I was warned to be prepared, like any good Boy Scout. Seasoned bloggers offered cautious encouragement, though I could hear the unspoken message: “He won’t last.” I half-agreed with them. Consistency had never been among my virtues, and I worried about my digital incompetence. Then one Sunday, ten years ago today, almost impulsively, like a kid diving into a quarry for the first time, I posted something. I have just forced myself to read it again, and I shiver in shame. If I have accomplished anything in a decade of blogging, it’s that my writing is tighter, less effusive, more attuned to linking words to thoughts and less devoted to making an impression on imaginary readers.

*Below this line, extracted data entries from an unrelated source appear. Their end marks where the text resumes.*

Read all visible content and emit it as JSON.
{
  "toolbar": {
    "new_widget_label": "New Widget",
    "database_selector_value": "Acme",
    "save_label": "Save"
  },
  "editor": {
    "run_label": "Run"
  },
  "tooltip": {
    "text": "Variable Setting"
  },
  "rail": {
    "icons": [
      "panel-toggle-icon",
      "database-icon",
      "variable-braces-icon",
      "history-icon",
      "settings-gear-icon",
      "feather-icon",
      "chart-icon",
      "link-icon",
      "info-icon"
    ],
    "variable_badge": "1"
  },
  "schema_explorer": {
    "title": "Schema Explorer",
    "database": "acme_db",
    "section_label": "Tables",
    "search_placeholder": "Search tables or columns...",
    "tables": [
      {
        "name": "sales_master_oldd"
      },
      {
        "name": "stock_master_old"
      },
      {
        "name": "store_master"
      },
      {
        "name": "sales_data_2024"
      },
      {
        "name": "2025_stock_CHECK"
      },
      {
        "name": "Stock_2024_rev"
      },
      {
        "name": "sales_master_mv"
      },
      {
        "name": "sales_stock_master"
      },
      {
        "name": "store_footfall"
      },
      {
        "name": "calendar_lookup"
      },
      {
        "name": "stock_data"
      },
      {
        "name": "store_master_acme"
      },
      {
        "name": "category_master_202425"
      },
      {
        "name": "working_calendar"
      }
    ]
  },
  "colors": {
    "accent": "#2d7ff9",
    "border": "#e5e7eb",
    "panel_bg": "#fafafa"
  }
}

I work hardest at writing, not reading.
At first I envisioned the blog as some variation on a commonplace book, a repository for whatever was memorable in what I happened to be reading. But I have never been a passive reader, though I don't fancy myself a critic. Even a lousy book stirs a reaction, so I soon began using books, or minute passages in books, as grit in the grit-to-pearl metamorphosis. This came naturally, like breathing, and so I have posted something every day for ten years, 3,911 posts as of this morning. I find the germ of this practice in my years as a newspaper reporter. You don’t argue with a deadline. Without an editor I have every writer’s dream – utter independence. On second thought, I do have an editor and he works cheap – Dave Lull — mon semblable, — mon frère! I also thank Helen Pinkerton, Joseph Epstein, Bruce Floyd, Mark Marowitz, R.L. Barth, Bill Vallicella, the late D.G. Myers, Terry Teachout, Nige Andrews, Mike Gilleland and others.

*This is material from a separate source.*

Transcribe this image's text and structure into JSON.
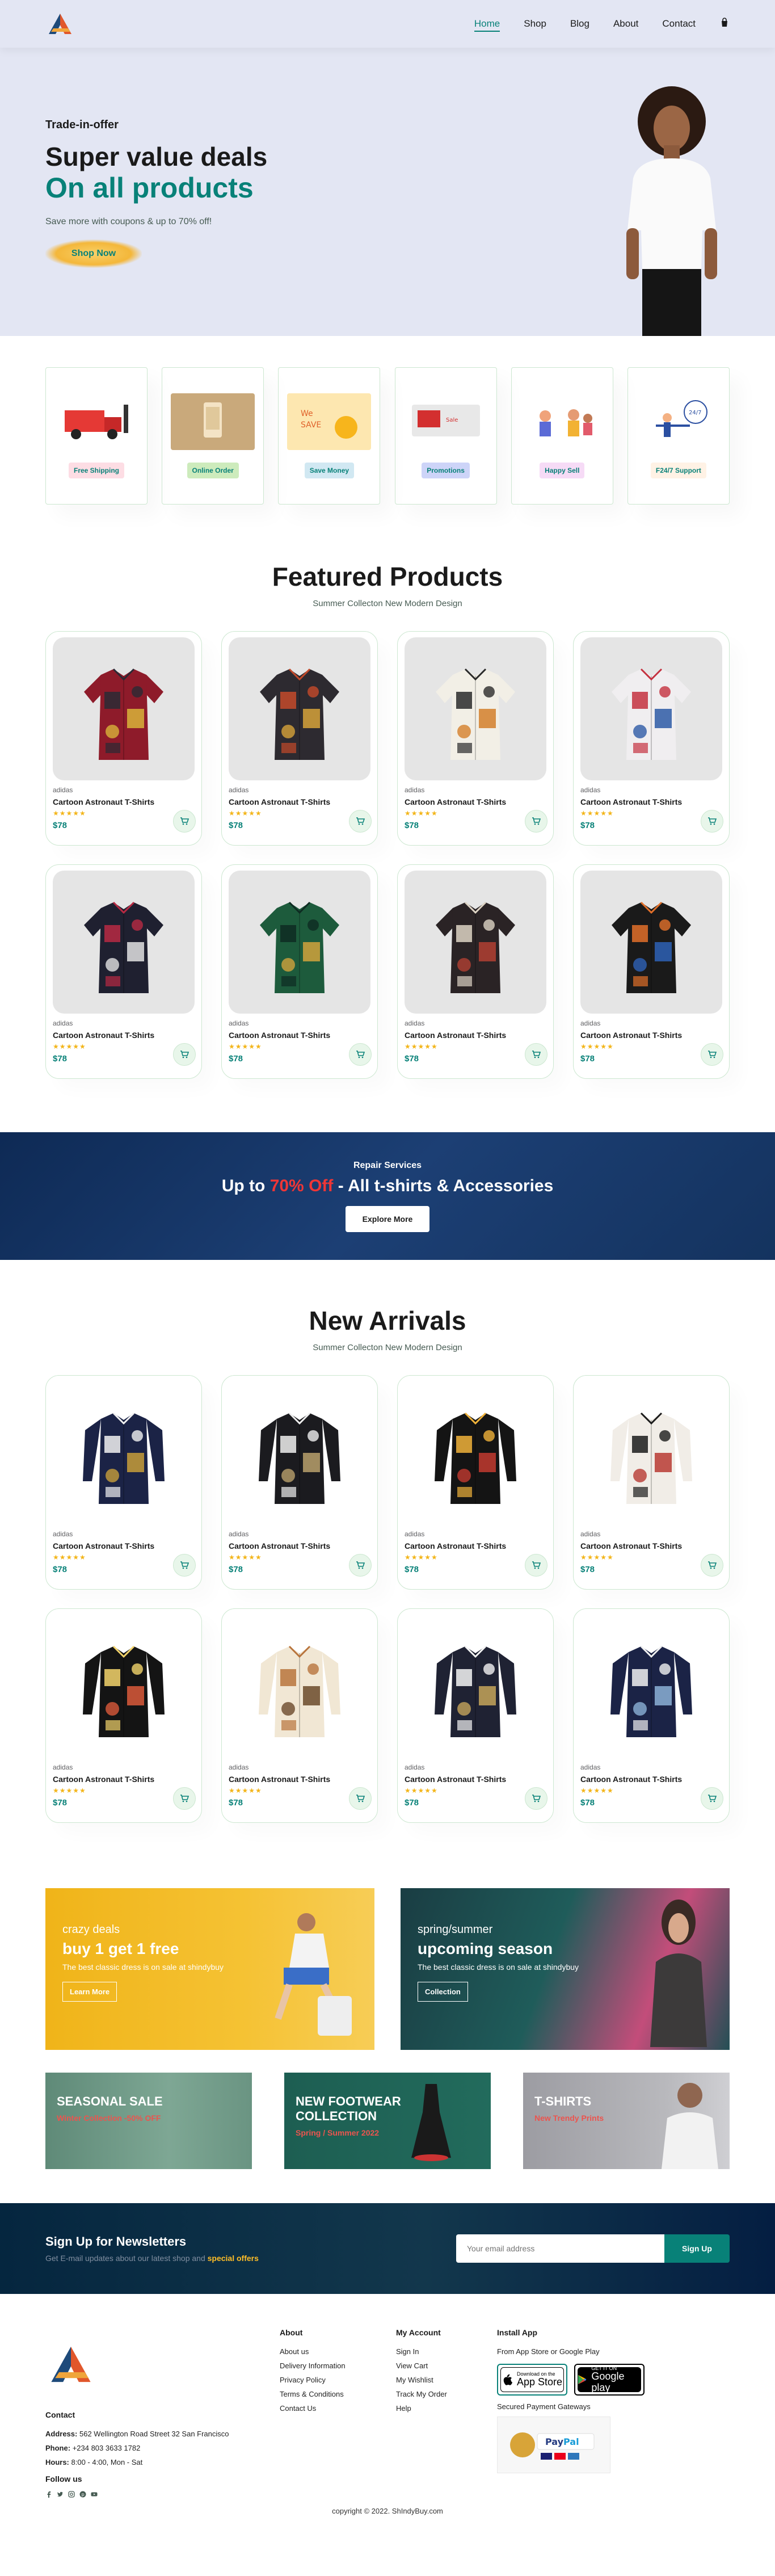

My unscientific impression is that some of today’s finest poetry is written by Canadians, whether by birth, or present or former residency, including Marius Kociejowski, Eric Ormsby, Norm Sibum and David Solway (to list them strictly alphabetically). Likewise in their company is Robert Melançon, author of For as Far as the Eye Can See (trans. Judith Cowan, Biblioasis, 2013). Here is the last of that collection’s 144 twelve-line almost-sonnets, which says something about Anecdotal Evidence and the fate of most writing:
“I have built up a monument as fragile as the grass,
as unstable as the daylight, as fleeting as the air, and
as fluid as the rain we see running in the streets.
“I’ve consigned it to paper that will dry, and
which may burn, or be splotched by the damp
with a bloom of pink, or green, or grey mildew,
“and give off a pungent earthy odour. I’ve worked
in the transient substance of a tongue that will
cease to be spoken, sooner or later, or be pronounced
“some other way, forming other words to convey
other thoughts. I’ve pledged it to the oblivion certain
to enfold all that this day bathes in its sweetness.”